BPK Sulsel Gelar Festival Budaya, Pulihkan Tradisi Lewat Seni dan Film

menitindonesia, MAKASSAR – Benteng Rotterdam kembali menjadi pusat perhatian pecinta seni dan budaya. Berbagai film dan pertunjukan tradisional hadir dalam Festival Budaya bertema “Semangat Tradisi Lintas Generasi” yang digelar Balai Pelestarian Kebudayaan (BPK) Wilayah XIX, Kementerian Kebudayaan Republik Indonesia, Sabtu (11/10/2025).
Festival ini merupakan bagian dari Program Revitalisasi Budaya Tradisional, yang bertujuan melestarikan warisan budaya bangsa sekaligus menghidupkan kembali semangat tradisi di tengah masyarakat modern.
Kepala BPK Wilayah XIX, Sinatriyo Danuhadingrat, mengatakan festival tersebut bukan sekadar pertunjukan seni, tetapi juga menjadi ruang pertemuan lintas generasi.
“Kami membuka ruang bagi para pelaku budaya untuk menampilkan karya dan kemampuannya di bidang seni pertunjukan. Ini juga wadah memperkuat identitas dan ekosistem kebudayaan berbasis komunitas,” ujarnya.

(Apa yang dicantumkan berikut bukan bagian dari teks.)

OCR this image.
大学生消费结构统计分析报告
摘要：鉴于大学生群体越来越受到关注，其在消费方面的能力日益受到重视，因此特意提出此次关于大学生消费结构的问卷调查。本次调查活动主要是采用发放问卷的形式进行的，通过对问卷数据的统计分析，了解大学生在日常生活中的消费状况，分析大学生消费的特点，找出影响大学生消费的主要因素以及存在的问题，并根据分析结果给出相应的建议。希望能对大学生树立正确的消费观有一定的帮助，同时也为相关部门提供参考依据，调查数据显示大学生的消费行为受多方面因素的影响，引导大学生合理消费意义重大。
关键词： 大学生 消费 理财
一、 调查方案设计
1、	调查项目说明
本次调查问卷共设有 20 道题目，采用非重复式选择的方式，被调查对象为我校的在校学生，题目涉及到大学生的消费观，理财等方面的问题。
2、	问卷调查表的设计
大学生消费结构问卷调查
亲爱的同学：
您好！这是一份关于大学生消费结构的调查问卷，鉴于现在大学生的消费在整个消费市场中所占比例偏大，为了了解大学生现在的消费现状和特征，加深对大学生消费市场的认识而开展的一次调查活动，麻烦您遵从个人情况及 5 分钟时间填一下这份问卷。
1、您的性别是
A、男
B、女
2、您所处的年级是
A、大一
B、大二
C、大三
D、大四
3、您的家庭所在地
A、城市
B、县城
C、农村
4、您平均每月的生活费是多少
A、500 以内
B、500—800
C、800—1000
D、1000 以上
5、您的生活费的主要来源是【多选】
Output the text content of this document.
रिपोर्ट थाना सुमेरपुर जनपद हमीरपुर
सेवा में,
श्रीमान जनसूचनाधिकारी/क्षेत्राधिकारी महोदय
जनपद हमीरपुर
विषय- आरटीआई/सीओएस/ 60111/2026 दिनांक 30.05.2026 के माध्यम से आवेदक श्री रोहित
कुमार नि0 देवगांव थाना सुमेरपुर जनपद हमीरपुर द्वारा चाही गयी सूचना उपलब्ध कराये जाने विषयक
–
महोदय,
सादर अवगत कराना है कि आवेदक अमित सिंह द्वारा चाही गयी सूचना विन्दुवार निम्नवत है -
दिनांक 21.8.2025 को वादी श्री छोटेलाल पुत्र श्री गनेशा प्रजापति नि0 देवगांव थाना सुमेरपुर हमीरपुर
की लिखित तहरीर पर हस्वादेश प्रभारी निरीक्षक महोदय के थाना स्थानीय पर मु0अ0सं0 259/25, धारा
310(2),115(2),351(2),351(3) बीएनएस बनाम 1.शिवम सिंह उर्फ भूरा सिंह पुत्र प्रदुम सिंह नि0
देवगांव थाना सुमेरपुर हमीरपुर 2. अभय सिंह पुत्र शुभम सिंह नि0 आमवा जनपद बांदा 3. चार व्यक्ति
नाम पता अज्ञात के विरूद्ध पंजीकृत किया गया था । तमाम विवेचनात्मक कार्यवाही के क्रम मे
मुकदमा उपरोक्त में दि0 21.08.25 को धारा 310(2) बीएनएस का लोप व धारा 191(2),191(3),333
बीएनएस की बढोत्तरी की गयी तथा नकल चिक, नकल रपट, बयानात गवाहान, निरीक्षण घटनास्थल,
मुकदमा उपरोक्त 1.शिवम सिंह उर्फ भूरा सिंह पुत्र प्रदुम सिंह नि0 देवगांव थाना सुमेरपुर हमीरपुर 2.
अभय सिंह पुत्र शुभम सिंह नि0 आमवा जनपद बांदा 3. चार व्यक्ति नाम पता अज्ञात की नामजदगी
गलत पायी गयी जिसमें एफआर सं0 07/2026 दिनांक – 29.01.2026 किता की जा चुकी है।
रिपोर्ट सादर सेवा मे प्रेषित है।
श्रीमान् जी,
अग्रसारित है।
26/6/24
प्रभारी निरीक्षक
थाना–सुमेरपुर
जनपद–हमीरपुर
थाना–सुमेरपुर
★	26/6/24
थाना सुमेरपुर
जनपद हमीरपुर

Kegiatan ini terlaksana berkat kolaborasi dengan Dinas Kebudayaan Kabupaten/Kota se-Sulawesi Selatan. Festival yang telah berlangsung sejak Juli itu menampilkan berbagai pertunjukan dari pelaku budaya terpilih hasil proses kurasi dan seleksi ketat. Acara akan resmi ditutup pada Minggu, 12 Oktober 2025.
Selain pertunjukan seni, festival juga menghadirkan Bioskop Budaya, yang menayangkan film-film bertema kebudayaan sebagai sarana edukasi dan apresiasi terhadap nilai-nilai lokal.
Festival ini turut dimeriahkan oleh penerima Fasilitasi Pemajuan Kebudayaan (FPK), program bantuan dari Kementerian Kebudayaan yang mendukung keberlanjutan praktik budaya oleh individu, komunitas, maupun lembaga seni.
Sinatriyo menambahkan, festival ini diharapkan menjadi momentum penting untuk memperluas partisipasi publik terhadap kebudayaan.
“Kami ingin menghadirkan kebudayaan sebagai ruang hidup yang dinamis, inklusif, dan dapat diakses masyarakat luas. Ini komitmen kami memperkuat fungsi kebudayaan sebagai penghubung antar-generasi dan identitas kolektif bangsa,” jelasnya.
Festival Budaya Benteng Rotterdam diharapkan menjadi sarana menjaga keberlanjutan tradisi serta membuktikan bahwa kebudayaan bukan sekadar warisan masa lalu, melainkan fondasi masa depan yang berkeadaban.